Can the space of Riemann integrable function can be defined as the closure of step functions?

Question

Q1) We often defined the Riemann integral of a function with Darboux sum, but could we define the space of Riemann integrable function as the closure of step functions ? (but in "$L^1$"-sense) (as Lebesgue Integrable function are defined as the closure of simple function). I mean, $f$ is a Riemann integrable function on $[a,b]$ $\iff$ there is a sequence a sequence of step functions s.t. $$\lim_{n\to \infty }\int_a^b f_n=\int_a^b f$$where $f$ are step functions.

Q2) I have an other small question (but related to the previous one). Regulated function are Riemann integrable, but is the converse also true ? I.e. all Riemann integrable function are Regulated. I recall that a regulated function is a uniform limit of step function.

Answer 1

For Q1), the fact that simple function are dense in Lebesgue integrable functions is a consequence, not a definition ! Normally, $f$ is integrable in lebesgue sense if $$\sup\left\{\int_a^b \varphi\mid \varphi\leq f\text{ simple}\right\}=\inf\left\{\int_a^b \varphi\mid f\leq \varphi\text{ simple}\right\},$$ and we write $\int_a^b f$ this number. For Riemann, we say that $f$ is Riemann integrable if $$\sup\left\{\int_a^b \varphi\mid \varphi\leq f\text{ step function}\right\}=\inf\left\{\int_a^b \varphi\mid f\leq \varphi\text{ step function}\right\}.$$

But to define $\int_a^b f$ as "there is a sequence of step function $(f_n)_n$ s.t. $$\int_a^b f=\lim_{n\to \infty }\int_a^bf_n$$ has unfortunately no sense. May be you mean that : "if there is a sequence $(f_n)_n$ s.t. $f_n(x)\to f(x)$ for all $x\in [a,b]$, then we define $\int_a^b f$ as $$\int_a^b f=\lim_{n\to \infty }\int_a^b f_n,$$ but unfortunately, you can have an other sequence of step function $(g_n)$ s.t. $g_n(x)\to f(x)$ for all $x\in [a,b]$" but unfortunately it can happen that$$\lim_{n\to \infty }\int_a^b f_n\neq \lim_{n\to \infty }\int_a^b g_n,$$ and thus $\int_a^bf$ wouldn't be well defined (since depending on the sequence).

Answer 2

First, just saying that $$\int_a^b f_n\to\int_a^b f$$does not imply that $f_n\to f$ in any interesting or reasonable sense.
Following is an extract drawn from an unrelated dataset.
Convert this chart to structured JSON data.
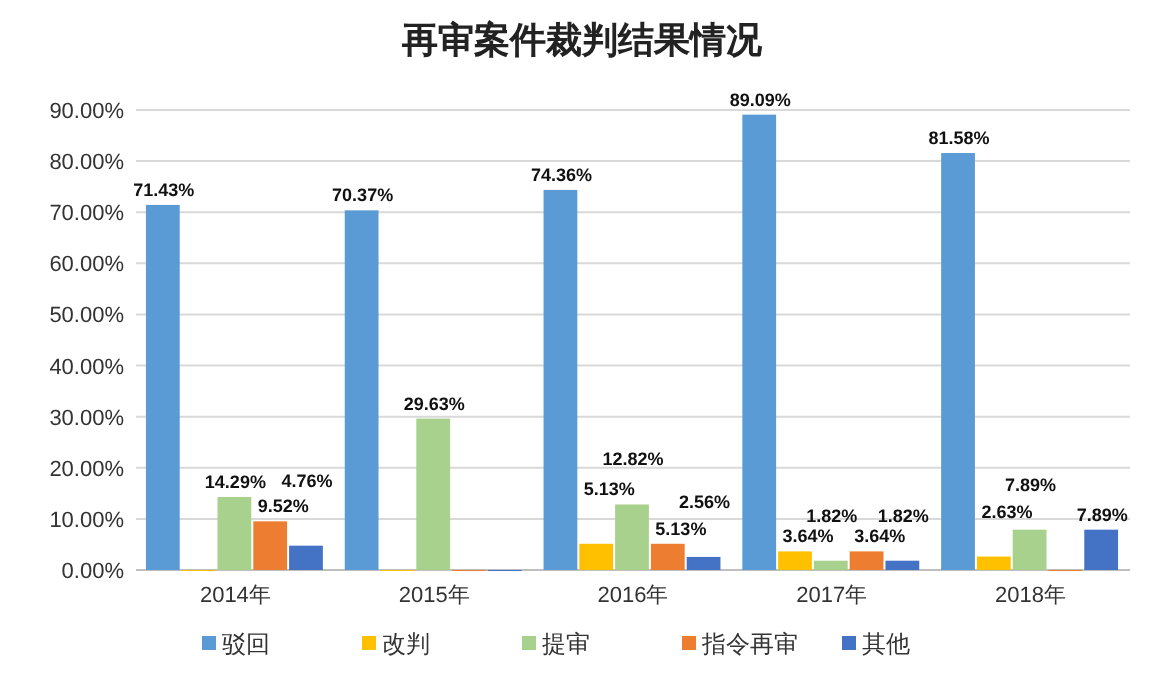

For example, if $f$ is Riemann integrable you could just let each $f_n$ be the constant function $$f_n=\frac1{b-a}\int_a^b f.$$It seems more reasonable to ask this: If $f$ is Riemann integrable does there exist a sequence of step functions $f_n$ with $$\int_a^b|f-f_n|\to0?$$The answer to that is yes; this follows from the characterization of the Riemann integral in terms of Darboux sums. Hint: If $m_j\le f\le M_j$ on the interval $I_j$ then $|f-m_j|\le M_j-m_j$ on $I_j$.

Can this be used to give an alternate definition of the Riemann integral? I don't see how - if we don't know what the integral is then we don't have a definition for $\int_a^b|f-f_n|$.

No, a Riemann integrable function need not be regulated. Because for example a regulated function has one-sided limits at every point.

Answer 3

For Q2, not every Riemann integrable function is regulated.

A simple counterexample is $f:[0,1] \to [0,1]$ where

$$f(x) = \begin{cases}1, \quad x = 1/2^k, \,\, k \in \mathbb{N}\\ 0, \quad \text{otherwise} \end{cases}$$

Clearly, $f$ is Riemann integrable since the set of discontinuities has measure zero.

Consider a partition $(x_0,x_1,\ldots, x_n)$ of $[0,1]$ and a step function $\phi(x) = \sum_{j=1}^n a_j \mathbf{1}_{(x_{j-1},x_j]}.$

If $f$ were regulated there would exist a step function $\phi$ such that $|f(x) -\phi(x)| < 1/4$ for all $x \in [0,1]$. Thus $|f(x) - a_1| < 1/4$ for all $x \in [0,x_1]$.

This is impossible since $f$ takes both the values $0$ and $1$ at infinitely many points in $[0,x_1].$ We cannot have both $|0 - a_1| = |a_1| < 1/4$ and $|1 - a_1| < 1/4$, since $1 - |a_1| < |1 - a_1| < 1/4 $, which implies $|a_1| > 3/4$.